Uhm, I started this entry thinking of writing something about my plans for Gentoo/FreeBSD, but then I talked about XMMS up to now, so I’ll try to be short now. First of all, adding enterprise as buildbox for Prakesh helped, at least a bit, kdelibs took just 2 hours instead of 3, it’s still a lot, but at least a bit better than before. As farragut is still on 6.1, I need to find a way to be able to install a cross-compiler to 6.2 on a 6.1 system… right now it does not work that well, but I’m going to improve the situation soon. I’m also thinking of using an old 533 Pentium3 as an extra distcc box, although it won’t help that much, I’m sure.

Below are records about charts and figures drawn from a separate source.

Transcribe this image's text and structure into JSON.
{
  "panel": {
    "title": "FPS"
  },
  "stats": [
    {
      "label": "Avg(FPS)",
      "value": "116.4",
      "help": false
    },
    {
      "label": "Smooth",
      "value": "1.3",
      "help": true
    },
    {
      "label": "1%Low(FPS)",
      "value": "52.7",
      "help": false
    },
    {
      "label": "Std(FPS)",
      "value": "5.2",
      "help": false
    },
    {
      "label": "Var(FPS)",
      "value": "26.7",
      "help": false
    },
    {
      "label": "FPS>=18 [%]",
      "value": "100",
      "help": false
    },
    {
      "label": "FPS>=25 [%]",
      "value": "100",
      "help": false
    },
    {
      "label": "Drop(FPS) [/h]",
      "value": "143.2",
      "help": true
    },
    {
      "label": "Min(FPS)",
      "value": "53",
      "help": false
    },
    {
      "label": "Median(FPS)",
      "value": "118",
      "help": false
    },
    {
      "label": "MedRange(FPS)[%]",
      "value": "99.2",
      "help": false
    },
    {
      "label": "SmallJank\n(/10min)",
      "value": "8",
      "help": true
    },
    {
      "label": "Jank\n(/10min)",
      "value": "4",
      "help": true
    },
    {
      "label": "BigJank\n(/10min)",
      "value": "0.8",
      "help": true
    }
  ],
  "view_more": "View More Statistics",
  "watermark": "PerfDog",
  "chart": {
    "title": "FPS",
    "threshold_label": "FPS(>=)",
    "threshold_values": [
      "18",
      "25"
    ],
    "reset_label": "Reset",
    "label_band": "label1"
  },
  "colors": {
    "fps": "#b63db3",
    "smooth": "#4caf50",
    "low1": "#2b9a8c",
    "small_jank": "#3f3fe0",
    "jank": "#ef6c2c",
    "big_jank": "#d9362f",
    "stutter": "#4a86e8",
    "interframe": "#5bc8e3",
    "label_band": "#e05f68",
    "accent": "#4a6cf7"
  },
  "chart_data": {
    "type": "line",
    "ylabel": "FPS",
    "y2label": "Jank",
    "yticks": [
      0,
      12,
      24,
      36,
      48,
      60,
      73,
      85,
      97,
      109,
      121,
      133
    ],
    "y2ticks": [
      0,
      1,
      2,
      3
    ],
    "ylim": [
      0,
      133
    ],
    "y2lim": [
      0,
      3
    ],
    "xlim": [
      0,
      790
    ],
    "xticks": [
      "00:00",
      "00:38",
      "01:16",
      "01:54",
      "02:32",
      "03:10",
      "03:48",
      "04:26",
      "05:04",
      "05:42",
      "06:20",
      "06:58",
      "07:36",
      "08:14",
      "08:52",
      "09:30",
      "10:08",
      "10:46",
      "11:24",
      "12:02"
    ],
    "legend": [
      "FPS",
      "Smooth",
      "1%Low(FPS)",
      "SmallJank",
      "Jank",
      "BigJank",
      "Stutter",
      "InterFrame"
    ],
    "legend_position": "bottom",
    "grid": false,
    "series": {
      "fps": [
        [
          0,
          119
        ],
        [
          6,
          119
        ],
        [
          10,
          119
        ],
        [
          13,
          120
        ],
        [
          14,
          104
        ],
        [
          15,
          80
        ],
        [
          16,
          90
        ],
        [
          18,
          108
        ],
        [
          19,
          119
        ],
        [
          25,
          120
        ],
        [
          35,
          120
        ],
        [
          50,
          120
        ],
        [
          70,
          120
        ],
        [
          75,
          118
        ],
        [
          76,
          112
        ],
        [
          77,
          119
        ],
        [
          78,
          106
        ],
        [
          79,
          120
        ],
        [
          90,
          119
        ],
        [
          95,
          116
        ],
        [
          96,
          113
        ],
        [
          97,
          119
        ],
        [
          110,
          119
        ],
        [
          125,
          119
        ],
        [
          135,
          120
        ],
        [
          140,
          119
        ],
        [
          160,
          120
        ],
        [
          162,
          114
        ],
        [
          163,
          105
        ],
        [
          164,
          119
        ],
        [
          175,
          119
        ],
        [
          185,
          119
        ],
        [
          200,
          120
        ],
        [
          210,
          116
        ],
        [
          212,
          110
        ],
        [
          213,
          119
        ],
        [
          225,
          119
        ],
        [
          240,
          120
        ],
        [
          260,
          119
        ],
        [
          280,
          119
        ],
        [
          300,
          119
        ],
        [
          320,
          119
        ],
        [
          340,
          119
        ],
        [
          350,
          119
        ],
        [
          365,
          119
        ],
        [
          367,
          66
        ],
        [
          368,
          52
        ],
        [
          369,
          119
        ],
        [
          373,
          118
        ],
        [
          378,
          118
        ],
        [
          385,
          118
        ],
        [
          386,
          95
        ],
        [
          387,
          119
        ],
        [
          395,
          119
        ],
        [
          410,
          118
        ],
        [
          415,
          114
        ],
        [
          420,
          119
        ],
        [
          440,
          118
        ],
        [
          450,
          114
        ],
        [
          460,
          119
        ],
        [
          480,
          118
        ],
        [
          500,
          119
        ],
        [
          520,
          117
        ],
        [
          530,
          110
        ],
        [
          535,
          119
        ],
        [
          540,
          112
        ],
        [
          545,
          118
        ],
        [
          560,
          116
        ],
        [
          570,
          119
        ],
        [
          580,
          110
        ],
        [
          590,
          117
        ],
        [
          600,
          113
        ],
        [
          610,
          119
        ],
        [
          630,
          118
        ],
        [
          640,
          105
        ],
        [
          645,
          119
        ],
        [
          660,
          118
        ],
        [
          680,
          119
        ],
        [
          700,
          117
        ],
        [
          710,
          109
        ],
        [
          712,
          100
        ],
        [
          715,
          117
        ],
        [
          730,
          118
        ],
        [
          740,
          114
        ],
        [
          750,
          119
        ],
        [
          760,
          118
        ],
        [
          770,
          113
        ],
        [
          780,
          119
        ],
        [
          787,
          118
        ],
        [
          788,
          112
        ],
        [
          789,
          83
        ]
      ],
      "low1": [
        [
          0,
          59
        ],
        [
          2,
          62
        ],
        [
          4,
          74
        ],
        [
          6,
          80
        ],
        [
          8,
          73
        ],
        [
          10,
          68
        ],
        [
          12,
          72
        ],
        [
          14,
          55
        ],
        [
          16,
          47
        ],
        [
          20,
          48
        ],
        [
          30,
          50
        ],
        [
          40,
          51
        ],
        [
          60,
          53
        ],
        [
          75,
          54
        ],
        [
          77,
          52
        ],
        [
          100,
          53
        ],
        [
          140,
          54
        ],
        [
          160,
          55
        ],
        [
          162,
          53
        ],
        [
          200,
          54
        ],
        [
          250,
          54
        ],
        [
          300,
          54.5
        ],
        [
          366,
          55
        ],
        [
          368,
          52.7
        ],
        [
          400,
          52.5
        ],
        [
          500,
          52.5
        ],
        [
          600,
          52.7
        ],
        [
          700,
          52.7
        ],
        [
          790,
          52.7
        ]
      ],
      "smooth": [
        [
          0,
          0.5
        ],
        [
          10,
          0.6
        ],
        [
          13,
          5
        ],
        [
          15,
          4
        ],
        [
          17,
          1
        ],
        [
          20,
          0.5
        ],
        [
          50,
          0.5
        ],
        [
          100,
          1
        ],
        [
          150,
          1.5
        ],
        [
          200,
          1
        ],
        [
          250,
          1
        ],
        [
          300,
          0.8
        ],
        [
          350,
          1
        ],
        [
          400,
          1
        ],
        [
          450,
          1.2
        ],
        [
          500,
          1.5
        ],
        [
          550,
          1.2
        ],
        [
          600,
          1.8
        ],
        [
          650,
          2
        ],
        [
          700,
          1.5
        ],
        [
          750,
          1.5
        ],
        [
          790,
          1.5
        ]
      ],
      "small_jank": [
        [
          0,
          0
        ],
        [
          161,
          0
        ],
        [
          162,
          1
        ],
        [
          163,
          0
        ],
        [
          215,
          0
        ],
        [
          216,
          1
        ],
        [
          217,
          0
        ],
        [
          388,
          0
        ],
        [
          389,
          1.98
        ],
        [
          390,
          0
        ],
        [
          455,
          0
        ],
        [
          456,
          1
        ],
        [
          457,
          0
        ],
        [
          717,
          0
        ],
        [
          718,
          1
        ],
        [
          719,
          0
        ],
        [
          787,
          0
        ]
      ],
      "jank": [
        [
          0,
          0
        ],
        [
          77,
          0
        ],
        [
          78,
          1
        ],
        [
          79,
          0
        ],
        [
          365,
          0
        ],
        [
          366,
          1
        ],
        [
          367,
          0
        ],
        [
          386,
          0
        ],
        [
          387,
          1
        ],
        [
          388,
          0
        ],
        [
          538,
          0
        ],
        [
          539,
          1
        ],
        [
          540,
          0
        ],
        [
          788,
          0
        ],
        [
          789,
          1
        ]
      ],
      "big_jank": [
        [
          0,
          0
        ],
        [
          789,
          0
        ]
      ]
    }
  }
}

Also, I now realise that the only way to make sure that Gentoo/FreeBSD can be considered a first class citizen of the Gentoo project, is to provide access for the developers.. a simple way to do this would be having a box online, with a lot of space on disk, a jail for generic usage for developers and one each developer if they are going to do something more complex projects. The problem is that right now Gentoo/FreeBSD can be pretty tricky and needing a manual tinkering, which means someone who understand G/FBSD should have direct access to the box.. I do have a friend who could house the box for me free of charge, but still remains the problem of the box itself.. needs to be at least a dual processor I suppose, and with big disks, being able to leave at least the core system on mirroring… which means it will take many months for me to be able to even think of buying it… I don’t even have the money to buy a new box for me ;)

But anyway the idea is not totally discarded yet.. I’d like to hear if someone can provide me with some estimate of how much I could end up spending, it might make my mind clearer.. after that maybe I might end up asking if anybody wants to contribute… but as I said, I feel that would be really only the last choice I have, unless people feel really motivated to.